Albus s'était fait la réflexion à plusieurs reprises déjà que si la peste noire avait été aussi contagieuse que l'enthousiasme de Gellert Grindelwald, l'humanité serait morte en une semaine. Moins d'un quart d'heure plus tard, ils se trouvaient au parc, au pied d'un saule pleureur des plus romantiques. Gellert était étendu dans l'herbe, sa tête reposant contre le flanc d'Albus qui lui-même s'adossait à l'arbre. La scène aurait été tout à fait bucolique sans le sifflement strident de la théière qu'Albus venait de faire chauffer. Il la posa sur un petit naperon à fleurs devant lui, le temps de sortir les tasses, les cuillères, la crème et le sucre de son panier d'osier.
« As-tu emporté ces mûres dont tu vantais la saveur tout à l'heure ? demanda Gellert en effeuillant une pâquerette.
– Celles dont tu ne voulais pas entendre parler il y a cinq minutes ? Tu sais parfaitement que oui, cher lunatique.

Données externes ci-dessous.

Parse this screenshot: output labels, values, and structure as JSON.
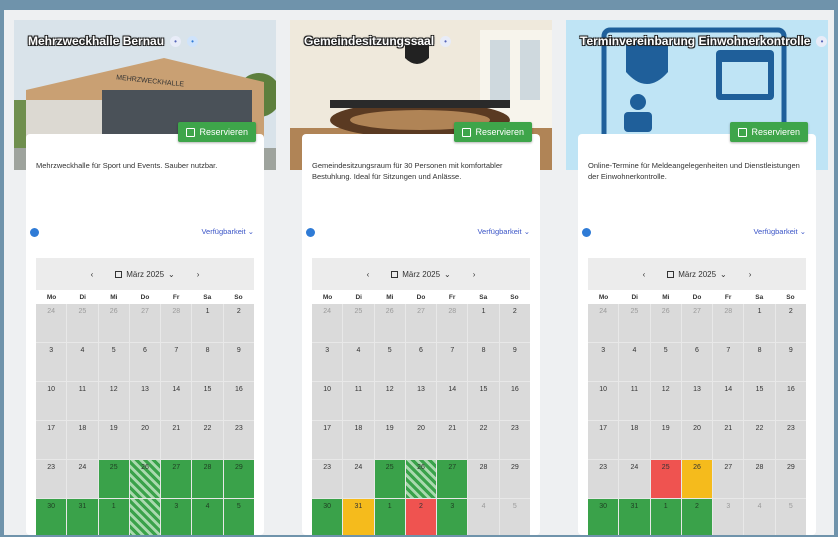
{
  "calendar_common": {
    "weekdays": [
      "Mo",
      "Di",
      "Mi",
      "Do",
      "Fr",
      "Sa",
      "So"
    ],
    "month_label": "März 2025",
    "prev": "‹",
    "next": "›",
    "dropdown": "⌄"
  },
  "cards": [
    {
      "title": "Mehrzweckhalle Bernau",
      "description": "Mehrzweckhalle für Sport und Events. Sauber nutzbar.",
      "reserve_label": "Reservieren",
      "availability_label": "Verfügbarkeit ⌄",
      "banner_text": "MEHRZWECKHALLE",
      "days": [
        {
          "n": "24",
          "s": "muted"
        },
        {
          "n": "25",
          "s": "muted"
        },
        {
          "n": "26",
          "s": "muted"
        },
        {
          "n": "27",
          "s": "muted"
        },
        {
          "n": "28",
          "s": "muted"
        },
        {
          "n": "1",
          "s": ""
        },
        {
          "n": "2",
          "s": ""
        },
        {
          "n": "3",
          "s": ""
        },
        {
          "n": "4",
          "s": ""
        },
        {
          "n": "5",
          "s": ""
        },
        {
          "n": "6",
          "s": ""
        },
        {
          "n": "7",
          "s": ""
        },
        {
          "n": "8",
          "s": ""
        },
        {
          "n": "9",
          "s": ""
        },
        {
          "n": "10",
          "s": ""
        },
        {
          "n": "11",
          "s": ""
        },
        {
          "n": "12",
          "s": ""
        },
        {
          "n": "13",
          "s": ""
        },
        {
          "n": "14",
          "s": ""
        },
        {
          "n": "15",
          "s": ""
        },
        {
          "n": "16",
          "s": ""
        },
        {
          "n": "17",
          "s": ""
        },
        {
          "n": "18",
          "s": ""
        },
        {
          "n": "19",
          "s": ""
        },
        {
          "n": "20",
          "s": ""
        },
        {
          "n": "21",
          "s": ""
        },
        {
          "n": "22",
          "s": ""
        },
        {
          "n": "23",
          "s": ""
        },
        {
          "n": "23",
          "s": ""
        },
        {
          "n": "24",
          "s": ""
        },
        {
          "n": "25",
          "s": "free"
        },
        {
          "n": "26",
          "s": "stripe"
        },
        {
          "n": "27",
          "s": "free"
        },
        {
          "n": "28",
          "s": "free"
        },
        {
          "n": "29",
          "s": "free"
        },
        {
          "n": "30",
          "s": "free"
        },
        {
          "n": "31",
          "s": "free"
        },
        {
          "n": "1",
          "s": "free"
        },
        {
          "n": "",
          "s": "stripe"
        },
        {
          "n": "3",
          "s": "free"
        },
        {
          "n": "4",
          "s": "free"
        },
        {
          "n": "5",
          "s": "free"
        }
      ]
    },
    {
      "title": "Gemeindesitzungssaal",
      "description": "Gemeindesitzungsraum für 30 Personen mit komfortabler Bestuhlung. Ideal für Sitzungen und Anlässe.",
      "reserve_label": "Reservieren",
      "availability_label": "Verfügbarkeit ⌄",
      "days": [
        {
          "n": "24",
          "s": "muted"
        },
        {
          "n": "25",
          "s": "muted"
        },
        {
          "n": "26",
          "s": "muted"
        },
        {
          "n": "27",
          "s": "muted"
        },
        {
          "n": "28",
          "s": "muted"
        },
        {
          "n": "1",
          "s": ""
        },
        {
          "n": "2",
          "s": ""
        },
        {
          "n": "3",
          "s": ""
        },
        {
          "n": "4",
          "s": ""
        },
        {
          "n": "5",
          "s": ""
        },
        {
          "n": "6",
          "s": ""
        },
        {
          "n": "7",
          "s": ""
        },
        {
          "n": "8",
          "s": ""
        },
        {
          "n": "9",
          "s": ""
        },
        {
          "n": "10",
          "s": ""
        },
        {
          "n": "11",
          "s": ""
        },
        {
          "n": "12",
          "s": ""
        },
        {
          "n": "13",
          "s": ""
        },
        {
          "n": "14",
          "s": ""
        },
        {
          "n": "15",
          "s": ""
        },
        {
          "n": "16",
          "s": ""
        },
        {
          "n": "17",
          "s": ""
        },
        {
          "n": "18",
          "s": ""
        },
        {
          "n": "19",
          "s": ""
        },
        {
          "n": "20",
          "s": ""
        },
        {
          "n": "21",
          "s": ""
        },
        {
          "n": "22",
          "s": ""
        },
        {
          "n": "23",
          "s": ""
        },
        {
          "n": "23",
          "s": ""
        },
        {
          "n": "24",
          "s": ""
        },
        {
          "n": "25",
          "s": "free"
        },
        {
          "n": "26",
          "s": "stripe"
        },
        {
          "n": "27",
          "s": "free"
        },
        {
          "n": "28",
          "s": ""
        },
        {
          "n": "29",
          "s": ""
        },
        {
          "n": "30",
          "s": "free"
        },
        {
          "n": "31",
          "s": "part"
        },
        {
          "n": "1",
          "s": "free"
        },
        {
          "n": "2",
          "s": "busy"
        },
        {
          "n": "3",
          "s": "free"
        },
        {
          "n": "4",
          "s": "muted"
        },
        {
          "n": "5",
          "s": "muted"
        }
      ]
    },
    {
      "title": "Terminvereinbarung Einwohnerkontrolle",
      "description": "Online-Termine für Meldeangelegenheiten und Dienstleistungen der Einwohnerkontrolle.",
      "reserve_label": "Reservieren",
      "availability_label": "Verfügbarkeit ⌄",
      "days": [
        {
          "n": "24",
          "s": "muted"
        },
        {
          "n": "25",
          "s": "muted"
        },
        {
          "n": "26",
          "s": "muted"
        },
        {
          "n": "27",
          "s": "muted"
        },
        {
          "n": "28",
          "s": "muted"
        },
        {
          "n": "1",
          "s": ""
        },
        {
          "n": "2",
          "s": ""
        },
        {
          "n": "3",
          "s": ""
        },
        {
          "n": "4",
          "s": ""
        },
        {
          "n": "5",
          "s": ""
        },
        {
          "n": "6",
          "s": ""
        },
        {
          "n": "7",
          "s": ""
        },
        {
          "n": "8",
          "s": ""
        },
        {
          "n": "9",
          "s": ""
        },
        {
          "n": "10",
          "s": ""
        },
        {
          "n": "11",
          "s": ""
        },
        {
          "n": "12",
          "s": ""
        },
        {
          "n": "13",
          "s": ""
        },
        {
          "n": "14",
          "s": ""
        },
        {
          "n": "15",
          "s": ""
        },
        {
          "n": "16",
          "s": ""
        },
        {
          "n": "17",
          "s": ""
        },
        {
          "n": "18",
          "s": ""
        },
        {
          "n": "19",
          "s": ""
        },
        {
          "n": "20",
          "s": ""
        },
        {
          "n": "21",
          "s": ""
        },
        {
          "n": "22",
          "s": ""
        },
        {
          "n": "23",
          "s": ""
        },
        {
          "n": "23",
          "s": ""
        },
        {
          "n": "24",
          "s": ""
        },
        {
          "n": "25",
          "s": "busy"
        },
        {
          "n": "26",
          "s": "part"
        },
        {
          "n": "27",
          "s": ""
        },
        {
          "n": "28",
          "s": ""
        },
        {
          "n": "29",
          "s": ""
        },
        {
          "n": "30",
          "s": "free"
        },
        {
          "n": "31",
          "s": "free"
        },
        {
          "n": "1",
          "s": "free"
        },
        {
          "n": "2",
          "s": "free"
        },
        {
          "n": "3",
          "s": "muted"
        },
        {
          "n": "4",
          "s": "muted"
        },
        {
          "n": "5",
          "s": "muted"
        }
      ]
    }
  ]
}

– C'était une subtile invitation à ce que tu m'en offres, cher imbécile, rit Gellert.
– Tu ne voudrais pas que je te les fasse manger, aussi ? se moqua Albus. Sers-toi toi-même, tu vois bien que je m'occupe du thé.
– En fait, maintenant que tu le proposes, j'aimerais assez que tu me fasses manger », répliqua joyeusement Gellert avant d'ouvrir la bouche comme un oisillon attendant la becquée.
Albus lui glissa un regard de côté tout en disposant chaque objet sur un naperon à fleurs assorti à celui de la théière. Il avait toujours eu le sens de la présentation.
« Une mouche te sera entrée par la bouche avant que je ne me plie à cette volonté, cher cossard.
– Oh, Albus, ne sois pas méchant, se plaignit Gellert en se redressant. Si tu le fais, je te donnerai un baiser. »
Albus éclata de rire.
« Deux baisers ! surenchérit Gellert, qui ne se laissait pas facilement démonter.
– Quel genre de marchandage me fais-tu là ? Pourquoi ne me proposes-tu pas plutôt un bébé alligator ou un caramel mou, ça paraîtrait plus sensé…
– Tu ne me crois pas sérieux ? Fort bien, cher incrédule. La moitié maintenant… » et, très rapidement, mais aussi très délicatement, Gellert se pencha pour lui embrasser la joue. «… l'autre ensuite. »
Albus eut du mal à garder un sourire serein. Il commençait à se demander si Gellert, soupçonnant les sentiments confus qu'il lui portait, ne se jouait pas cruellement de lui. Il céda néanmoins – il finissait toujours par céder – et comme Gellert fermait les yeux pour recevoir son dû, il glissa doucement quelques fruits noirs et parfumés entre ses lèvres entrouvertes. Albus eut toutes les peines du monde à contrôler le trouble qu'il ressentit.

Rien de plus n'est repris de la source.